Gazeteci Almira Ahmedov İslam dininin tarihten günümüze kadar Rusya’da yayılmasını anlattı. 7. yüzyılda Emeviler ile Kafkaslara gelen İslamiyet, günümüzde 140 milyonluk nüfusu ile, dünyanın en kalabalık nüfuslarından biri olan Rusya’nın 20 milyonunun Müslüman olması ile sonuçlandı. Avrupa’da yaşayan Müslümanların yabancı göçmen kimliğine karşın, Rusya’da yaşayan Müslümanlar ülkenin kendi vatandaşları.
2008 Pekin Olimpiyatları’nda Rus atletlerin kazandığı 23 madalyanın 10’u Müslüman atletlerin başarılarının ürünü.
Rus Müslümanlarının ekserisi Volga-Ural bölgesi ve Kuzey Kafkasya’da yaşıyor. Moskova ve Saint Petersburg gibi Rusya’nın diğer yerlerinde de azımsanmayacak bir Müslüman nüfus bulunuyor.
Rusya Federasyonu’nda Müslümanların hakim olarak yaşadığı yedi cumhuriyet: Volga-Ural bölgesindeki Başkırdistan ve Tataristan ve Kuzey Kafkasya’daki Çeçenya, İnguşya, Dağıstan, Karaçay-Çerkezya ve Kabardey-Balkarya.
Yüz yıl boyunca komünizmin zulmü altında ezilmiş ve manevi yönden pek çok değerini yitirmiş olan Rus toplumunun üzerindeki bozulmalardan kurtulması ülkede İslam ahlakının yayılması ile mümkündür. Komünizm döneminde, ahlaki açıdan bozulmadan kalabilmiş olan Türk devletlerinin ‘Türk İslam Birliği’ çatısı altında birleşmesi, Rusya’nın içinde bulunduğu maddi ve manevi krizden çıkmasında önemli rol oynayacaktır.

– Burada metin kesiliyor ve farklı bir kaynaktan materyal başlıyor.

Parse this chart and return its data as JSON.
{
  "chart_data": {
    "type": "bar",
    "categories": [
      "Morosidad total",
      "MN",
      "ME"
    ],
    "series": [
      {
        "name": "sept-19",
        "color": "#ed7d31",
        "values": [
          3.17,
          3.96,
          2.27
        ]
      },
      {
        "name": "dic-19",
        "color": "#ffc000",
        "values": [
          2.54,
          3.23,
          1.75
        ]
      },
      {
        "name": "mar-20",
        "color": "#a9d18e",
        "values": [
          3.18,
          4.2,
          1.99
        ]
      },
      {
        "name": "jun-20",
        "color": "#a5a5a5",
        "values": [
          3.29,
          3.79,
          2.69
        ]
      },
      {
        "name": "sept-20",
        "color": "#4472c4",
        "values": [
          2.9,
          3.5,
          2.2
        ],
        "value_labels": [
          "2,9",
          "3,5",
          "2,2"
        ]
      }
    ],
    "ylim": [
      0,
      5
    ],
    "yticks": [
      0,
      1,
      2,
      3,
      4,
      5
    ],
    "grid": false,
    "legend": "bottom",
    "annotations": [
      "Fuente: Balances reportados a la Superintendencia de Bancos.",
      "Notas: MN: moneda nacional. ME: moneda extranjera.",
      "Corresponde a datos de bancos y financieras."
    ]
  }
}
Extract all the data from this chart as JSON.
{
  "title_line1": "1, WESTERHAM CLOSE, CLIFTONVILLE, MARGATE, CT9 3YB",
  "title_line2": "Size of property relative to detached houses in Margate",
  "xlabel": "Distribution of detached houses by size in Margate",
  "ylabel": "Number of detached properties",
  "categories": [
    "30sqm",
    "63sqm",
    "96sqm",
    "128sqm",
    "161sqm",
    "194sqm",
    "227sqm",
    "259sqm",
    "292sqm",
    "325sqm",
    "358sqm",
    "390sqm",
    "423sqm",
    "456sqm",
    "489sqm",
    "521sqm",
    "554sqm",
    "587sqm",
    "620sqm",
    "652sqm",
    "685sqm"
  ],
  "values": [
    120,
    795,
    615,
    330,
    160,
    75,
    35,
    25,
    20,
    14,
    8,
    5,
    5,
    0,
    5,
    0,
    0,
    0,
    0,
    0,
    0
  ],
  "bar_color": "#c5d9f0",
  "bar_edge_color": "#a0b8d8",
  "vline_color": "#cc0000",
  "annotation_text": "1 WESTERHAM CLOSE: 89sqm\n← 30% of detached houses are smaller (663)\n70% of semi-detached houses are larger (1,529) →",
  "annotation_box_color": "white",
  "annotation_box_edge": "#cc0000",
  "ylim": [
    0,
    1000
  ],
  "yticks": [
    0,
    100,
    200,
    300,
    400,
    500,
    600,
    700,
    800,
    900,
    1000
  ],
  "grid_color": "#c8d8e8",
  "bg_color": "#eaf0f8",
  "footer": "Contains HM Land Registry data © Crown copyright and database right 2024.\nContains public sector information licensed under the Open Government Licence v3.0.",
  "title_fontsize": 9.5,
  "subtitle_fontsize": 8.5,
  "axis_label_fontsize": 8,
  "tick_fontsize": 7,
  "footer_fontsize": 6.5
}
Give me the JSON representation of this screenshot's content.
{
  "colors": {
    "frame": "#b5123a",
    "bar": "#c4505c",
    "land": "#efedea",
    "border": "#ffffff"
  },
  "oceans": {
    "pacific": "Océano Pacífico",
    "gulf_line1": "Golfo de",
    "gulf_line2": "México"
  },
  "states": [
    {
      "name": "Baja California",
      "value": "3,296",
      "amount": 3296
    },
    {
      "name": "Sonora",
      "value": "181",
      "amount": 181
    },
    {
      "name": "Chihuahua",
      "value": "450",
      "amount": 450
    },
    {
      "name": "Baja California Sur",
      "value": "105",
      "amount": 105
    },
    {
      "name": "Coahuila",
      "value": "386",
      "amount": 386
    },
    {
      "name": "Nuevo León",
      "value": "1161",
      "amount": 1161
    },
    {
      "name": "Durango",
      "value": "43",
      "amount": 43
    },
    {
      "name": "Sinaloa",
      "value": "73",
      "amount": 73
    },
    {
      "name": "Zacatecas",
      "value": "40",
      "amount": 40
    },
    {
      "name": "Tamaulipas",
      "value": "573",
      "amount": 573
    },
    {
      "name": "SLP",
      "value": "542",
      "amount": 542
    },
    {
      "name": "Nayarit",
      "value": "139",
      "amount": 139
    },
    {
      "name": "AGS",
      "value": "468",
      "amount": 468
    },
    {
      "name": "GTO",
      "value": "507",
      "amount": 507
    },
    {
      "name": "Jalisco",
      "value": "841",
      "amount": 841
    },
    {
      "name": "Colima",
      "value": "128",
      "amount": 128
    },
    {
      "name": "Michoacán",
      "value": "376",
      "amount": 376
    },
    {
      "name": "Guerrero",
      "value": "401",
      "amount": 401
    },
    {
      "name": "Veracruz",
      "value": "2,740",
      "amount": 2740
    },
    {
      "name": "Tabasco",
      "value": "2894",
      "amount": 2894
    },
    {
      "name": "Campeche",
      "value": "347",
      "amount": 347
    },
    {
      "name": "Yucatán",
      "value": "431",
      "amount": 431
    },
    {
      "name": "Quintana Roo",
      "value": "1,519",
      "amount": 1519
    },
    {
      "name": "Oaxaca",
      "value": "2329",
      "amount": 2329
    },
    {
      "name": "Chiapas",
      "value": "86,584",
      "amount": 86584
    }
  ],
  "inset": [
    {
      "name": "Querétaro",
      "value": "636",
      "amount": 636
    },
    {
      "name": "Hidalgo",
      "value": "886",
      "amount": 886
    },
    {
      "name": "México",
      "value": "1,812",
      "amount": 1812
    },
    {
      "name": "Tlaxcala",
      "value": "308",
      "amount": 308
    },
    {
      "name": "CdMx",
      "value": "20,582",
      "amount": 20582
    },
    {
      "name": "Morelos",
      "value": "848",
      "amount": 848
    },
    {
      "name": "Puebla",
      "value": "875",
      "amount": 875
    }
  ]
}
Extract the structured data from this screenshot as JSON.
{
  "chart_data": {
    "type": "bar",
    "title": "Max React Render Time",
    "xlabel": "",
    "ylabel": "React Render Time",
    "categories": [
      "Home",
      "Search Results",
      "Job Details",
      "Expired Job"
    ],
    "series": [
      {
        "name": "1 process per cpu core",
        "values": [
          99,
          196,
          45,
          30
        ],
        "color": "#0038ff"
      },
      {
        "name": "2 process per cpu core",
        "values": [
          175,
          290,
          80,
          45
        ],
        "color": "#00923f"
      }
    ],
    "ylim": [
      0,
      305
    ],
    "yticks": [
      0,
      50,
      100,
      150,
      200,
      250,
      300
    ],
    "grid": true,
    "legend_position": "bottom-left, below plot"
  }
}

Adnan Oktar Azerbaycan 525 Gazetesi ve Azerbaycan Haber Ajansı’na verdiği mülakatta Türk İslam Birliği ile Rusya’nın siyasi ve ekonomik anlamda tam bir güvence altına gireceğini şöyle anlatmıştır:
“Ama Rusya’ya bir kere güvence verilmesi çok önemlidir ve rencide etmemek çok önemlidir. Yani, Rusya’yı mahcup etmek, küçük düşürmeye kalkmak bu yakışık almaz. Bir de tecrit etmek yalnızlığa itmek çok kötü bir şey. Yani Rusya’yı bir yalnızlığa itme politikası var bazı ülkelerin. Rusya’yı yalnızlığa itmek demek buradaki milyonlarca masum insanı bir anlamda yok etmek demektir. Bu vicdanlı bir davranış değil ki. Rus milleti asil millettir. Güzel insanlar Ruslar, yani niçin yok olsunlar, niçin ezilsinler, niye mağdur duruma düşsünler. Onun için onlara bu güvencenin şiddetle verilmesi çok önemli. Biz Rusya’nın dostuyuz. Her türlü faaliyette yanındayız. Askeri yönden de hiçbir risk yoktur. Hatta anlaşmada yapılabilir Rusya ile saldırmazlık yönünde bir pakt imzalanıp hiçbir şekilde böyle bir şey olmayacak diye garanti verilebilir. Bir de Rusya Türkiye’ye niye saldırsın.”
“Türkiye ile Rusya el ele verse Rus ekonomisi de adeta şahlanır. Ermeni ekonomisi de adeta şahlanır. Türk ekonomisi de şahlanır. Ama düşmanlıklarda ve mücadelede ekonomi kasılır kalır, fakirlik yayılır. Yani, insanların telif gücü kalmaz artık insanların kafası çalışmaz hale gelir. Düşmanlık insanı hasta eder, rahatsız eder.”